View of overton house offices of Barnwood Trust from the lawns.

We spoke to Barnwood’s new Chair, Colin Smith

Colin Smith began his new role as Chair of Trustees for Barnwood on 21st May. We took the opportunity to talk with Colin about this role and what it means to him.

Please could you introduce yourself, tell us about your background and experience ?

Hello, yes of course. I am a Chartered Surveyor. I qualified in the 1970s and worked in boPhoto of Colinth the public and private sector in Gloucestershire, Somerset and London. In the 1980s, when I was the Gloucestershire Deputy District Valuer, and then again in the 1990s during my time as a partner with Bruton Knowles, I came across Barnwood Trust when some of its land became part of what is now Abbeydale and Abbeymead and of course the Barnwood business park estate development.

My ‘hands on’ involvement with Barnwood Trust began in 2017 as a Governor. This was my first step into direct experience in the charity sector.

What made you want to get involved with Barnwood Trust? 

I’ve lived and worked in Gloucestershire and enjoyed all it has to offer for nearly 50 years. I am committed to doing whatever I can to help make it a better place for everyone.

The Trust has significant assets, a highly motivated professional team and the ability to identify and interpret data about need in the county and to understand impact. Barnwood Trust is uniquely placed in terms of what it can provide and enable, working alongside disabled people and people with mental health conditions and other organisations which provide support. Actions to ensure the Trust’s funds are distributed and applied to best effect is immensely rewarding.

Can you say more about the role you have played at Barnwood Trust?

To begin with, my Trustee role was focussed on the development proposals for the Manor Gardens site in Barnwood Road Gloucester. In early 2020, having finally secured planning permission for a specialist disability and community living development, the Board decided to sell the site. This decision to not undertake the development ‘in-house’ was due to both the extent to which Trust resources would be committed to the project and the immediate challenges and the significant impact which arose from the Covid pandemic. As is often the way with development schemes, the sale has taken a considerable time to finalise, but I am pleased to say it has now completed.

Since early 2023, I have chaired Barnwood Trust’s newly created Funding Committee with a focus on supporting organisations which serve disabled people and people with mental health conditions in the county, and facilitating partner organisations to give grants to individuals effectively on the Trust’s behalf.

As Chair of Trustees, I see my role as helping enable the Board in its leadership of the strategic direction of the Trust over the next few years, as well as ensuring continued sound governance.

Have there been any key learnings in your time with the Trust?

During 2021 and 2022, I contributed to the report which the Trust prepared on its late 18th and early 19th Century history about its connections with the slave trade, which included links to people who benefitted financially from the inhuman trade and were financially compensated when abolition was secured. Thinking about the role of Barnwood Trust today in responding to inequalities and injustices experienced as a legacy of our national history is an important priority for the Trust.

Research undertaken into Barnwood’s origins also provided insights into the aspirations of the day to ‘provide’ for the ‘mentally ill’. Barnwood Hospital (as it then was) practice and approaches were at the forefront of change on how those who experienced mental health conditions were helped and treated during the 19th and early 20th century.
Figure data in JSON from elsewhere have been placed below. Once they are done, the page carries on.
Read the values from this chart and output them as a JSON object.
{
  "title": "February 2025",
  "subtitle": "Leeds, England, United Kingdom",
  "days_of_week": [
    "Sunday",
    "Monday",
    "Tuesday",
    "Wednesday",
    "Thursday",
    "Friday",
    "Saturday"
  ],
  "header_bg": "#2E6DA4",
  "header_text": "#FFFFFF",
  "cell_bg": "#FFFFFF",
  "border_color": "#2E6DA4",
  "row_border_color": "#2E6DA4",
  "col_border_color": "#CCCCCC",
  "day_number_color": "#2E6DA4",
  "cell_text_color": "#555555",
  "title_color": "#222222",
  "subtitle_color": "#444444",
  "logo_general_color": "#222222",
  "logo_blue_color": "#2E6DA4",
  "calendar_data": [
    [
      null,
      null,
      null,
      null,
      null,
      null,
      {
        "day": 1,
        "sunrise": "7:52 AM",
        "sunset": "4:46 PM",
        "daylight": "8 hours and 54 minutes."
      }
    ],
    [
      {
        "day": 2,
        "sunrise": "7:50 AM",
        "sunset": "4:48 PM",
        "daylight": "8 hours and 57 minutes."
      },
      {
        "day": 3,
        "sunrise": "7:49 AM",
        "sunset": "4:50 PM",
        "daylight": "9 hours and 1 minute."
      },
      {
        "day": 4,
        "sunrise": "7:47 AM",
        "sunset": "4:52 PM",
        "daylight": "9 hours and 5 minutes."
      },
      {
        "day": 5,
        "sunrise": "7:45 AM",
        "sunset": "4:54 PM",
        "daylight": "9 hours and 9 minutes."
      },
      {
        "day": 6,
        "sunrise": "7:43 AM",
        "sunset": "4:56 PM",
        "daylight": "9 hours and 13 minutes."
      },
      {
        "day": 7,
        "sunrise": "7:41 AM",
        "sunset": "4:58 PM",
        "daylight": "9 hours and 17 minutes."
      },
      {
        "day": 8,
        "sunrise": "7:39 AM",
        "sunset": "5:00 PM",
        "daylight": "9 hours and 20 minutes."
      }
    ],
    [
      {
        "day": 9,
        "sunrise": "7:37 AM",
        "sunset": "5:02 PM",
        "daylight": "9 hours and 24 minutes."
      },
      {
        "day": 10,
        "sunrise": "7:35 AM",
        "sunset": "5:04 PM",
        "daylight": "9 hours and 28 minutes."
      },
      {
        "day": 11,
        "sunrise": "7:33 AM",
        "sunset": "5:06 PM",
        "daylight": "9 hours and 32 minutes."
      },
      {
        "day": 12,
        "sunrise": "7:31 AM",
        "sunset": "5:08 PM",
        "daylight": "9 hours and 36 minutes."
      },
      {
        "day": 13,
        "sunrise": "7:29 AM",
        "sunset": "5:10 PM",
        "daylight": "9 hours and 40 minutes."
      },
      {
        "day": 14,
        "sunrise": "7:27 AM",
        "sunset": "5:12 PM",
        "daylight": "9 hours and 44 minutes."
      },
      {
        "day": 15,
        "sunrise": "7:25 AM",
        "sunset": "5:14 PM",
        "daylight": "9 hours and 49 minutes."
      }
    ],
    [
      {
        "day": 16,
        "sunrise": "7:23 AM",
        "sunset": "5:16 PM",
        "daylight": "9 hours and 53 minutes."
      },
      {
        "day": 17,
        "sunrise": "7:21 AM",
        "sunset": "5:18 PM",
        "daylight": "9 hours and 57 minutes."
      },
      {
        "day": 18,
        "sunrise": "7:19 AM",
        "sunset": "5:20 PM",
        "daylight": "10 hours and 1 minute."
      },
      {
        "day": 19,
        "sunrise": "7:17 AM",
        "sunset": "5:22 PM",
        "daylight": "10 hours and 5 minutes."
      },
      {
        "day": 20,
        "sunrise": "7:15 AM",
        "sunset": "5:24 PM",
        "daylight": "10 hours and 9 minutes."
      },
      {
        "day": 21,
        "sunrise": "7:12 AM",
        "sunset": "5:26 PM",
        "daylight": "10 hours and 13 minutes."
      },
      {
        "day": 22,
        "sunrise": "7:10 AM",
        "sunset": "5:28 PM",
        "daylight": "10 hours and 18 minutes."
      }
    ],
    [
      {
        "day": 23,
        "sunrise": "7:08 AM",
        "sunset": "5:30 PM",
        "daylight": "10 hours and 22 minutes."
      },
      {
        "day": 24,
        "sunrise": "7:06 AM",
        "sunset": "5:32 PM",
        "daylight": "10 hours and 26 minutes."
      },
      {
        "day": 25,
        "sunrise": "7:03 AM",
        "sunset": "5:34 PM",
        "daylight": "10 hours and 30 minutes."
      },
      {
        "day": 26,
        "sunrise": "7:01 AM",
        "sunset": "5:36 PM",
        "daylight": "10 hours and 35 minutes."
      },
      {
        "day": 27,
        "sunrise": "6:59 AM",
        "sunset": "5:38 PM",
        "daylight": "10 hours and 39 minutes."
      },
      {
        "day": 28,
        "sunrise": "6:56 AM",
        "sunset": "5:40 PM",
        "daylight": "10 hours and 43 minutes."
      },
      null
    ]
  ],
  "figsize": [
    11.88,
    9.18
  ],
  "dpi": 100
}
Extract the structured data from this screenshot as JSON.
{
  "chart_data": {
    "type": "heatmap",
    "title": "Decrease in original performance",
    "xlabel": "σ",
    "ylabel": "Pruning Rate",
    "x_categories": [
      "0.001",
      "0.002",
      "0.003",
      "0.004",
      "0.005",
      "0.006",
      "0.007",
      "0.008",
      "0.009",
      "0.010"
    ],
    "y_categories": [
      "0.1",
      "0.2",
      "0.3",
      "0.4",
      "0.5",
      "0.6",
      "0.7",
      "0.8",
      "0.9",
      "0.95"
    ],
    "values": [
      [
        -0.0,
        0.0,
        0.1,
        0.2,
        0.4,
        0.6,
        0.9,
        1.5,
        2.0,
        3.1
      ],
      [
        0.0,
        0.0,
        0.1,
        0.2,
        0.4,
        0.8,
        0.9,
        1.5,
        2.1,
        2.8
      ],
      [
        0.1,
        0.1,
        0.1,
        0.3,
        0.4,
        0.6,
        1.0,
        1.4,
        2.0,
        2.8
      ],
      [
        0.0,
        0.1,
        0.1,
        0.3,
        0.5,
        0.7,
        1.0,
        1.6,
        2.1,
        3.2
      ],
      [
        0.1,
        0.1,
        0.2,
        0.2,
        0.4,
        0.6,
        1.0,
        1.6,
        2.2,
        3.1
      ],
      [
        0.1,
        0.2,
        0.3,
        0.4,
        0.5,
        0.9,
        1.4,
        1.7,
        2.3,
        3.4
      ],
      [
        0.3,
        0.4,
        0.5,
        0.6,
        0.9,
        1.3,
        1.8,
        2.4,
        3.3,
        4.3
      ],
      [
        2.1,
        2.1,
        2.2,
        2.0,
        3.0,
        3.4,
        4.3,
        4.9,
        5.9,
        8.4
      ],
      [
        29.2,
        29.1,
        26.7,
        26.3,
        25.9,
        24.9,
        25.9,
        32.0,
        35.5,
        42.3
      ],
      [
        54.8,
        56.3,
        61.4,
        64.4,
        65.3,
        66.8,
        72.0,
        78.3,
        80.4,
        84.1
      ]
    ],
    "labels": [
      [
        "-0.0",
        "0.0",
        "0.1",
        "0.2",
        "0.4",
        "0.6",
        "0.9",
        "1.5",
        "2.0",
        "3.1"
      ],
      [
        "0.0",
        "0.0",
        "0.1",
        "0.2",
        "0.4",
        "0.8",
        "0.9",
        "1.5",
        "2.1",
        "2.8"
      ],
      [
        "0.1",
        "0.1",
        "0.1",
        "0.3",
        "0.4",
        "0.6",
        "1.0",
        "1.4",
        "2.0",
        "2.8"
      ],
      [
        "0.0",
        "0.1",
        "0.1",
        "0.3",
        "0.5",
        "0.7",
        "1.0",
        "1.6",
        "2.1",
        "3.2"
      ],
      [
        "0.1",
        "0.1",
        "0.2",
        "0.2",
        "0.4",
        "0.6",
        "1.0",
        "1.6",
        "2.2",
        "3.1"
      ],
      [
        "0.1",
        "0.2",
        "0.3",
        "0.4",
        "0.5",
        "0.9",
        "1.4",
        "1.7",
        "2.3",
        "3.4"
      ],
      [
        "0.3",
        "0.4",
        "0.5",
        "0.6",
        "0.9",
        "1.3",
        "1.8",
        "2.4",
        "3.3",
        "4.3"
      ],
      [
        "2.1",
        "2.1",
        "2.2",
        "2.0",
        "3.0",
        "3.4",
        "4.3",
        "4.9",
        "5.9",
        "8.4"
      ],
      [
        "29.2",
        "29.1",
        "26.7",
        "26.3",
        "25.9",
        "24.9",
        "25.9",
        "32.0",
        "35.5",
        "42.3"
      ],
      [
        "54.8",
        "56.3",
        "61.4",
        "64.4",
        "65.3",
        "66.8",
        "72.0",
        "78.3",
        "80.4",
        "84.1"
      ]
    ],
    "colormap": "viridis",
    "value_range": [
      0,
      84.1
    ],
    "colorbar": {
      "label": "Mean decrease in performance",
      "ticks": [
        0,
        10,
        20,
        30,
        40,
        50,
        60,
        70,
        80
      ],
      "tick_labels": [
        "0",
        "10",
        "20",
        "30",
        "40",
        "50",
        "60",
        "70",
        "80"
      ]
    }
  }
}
This commitment and boldness is, in some ways, foundational for what Barnwood Trust is today – creating and supporting positive change in the face of significant challenge.

What is the value of Barnwood’s work in Gloucestershire and beyond?

I believe the Trust shares and contributes thought leadership to evolve best practice in many aspects if its work. Notable examples include Barnwood’s expertise in involving people with lived experience, interpreting data, effective grant funding, and ethical and social enterprise investment. And Barnwood actively participates with national organisations, such as the Association of Charitable Foundations. In doing so Gloucestershire benefits from Barnwood’s experience and learning, with an emphasis on collaboration to identify and resource changes needed.

What are your hopes for your role as Barnwood’s Chair?

I would like to see us maintain and develop our activities so that a wide range of disabled people and people with mental health conditions benefit from what the Trust does.

A part of this, in my role, is to champion and develop the highly motivated and talented Barnwood Trust team.

It is a welcome challenge for me to build on the significant progress and achievements of the Trust during Ann Santry’s time as Chair – along with the team and the rest of my colleagues on the Board, I am absolutely committed to do my best for the task ahead.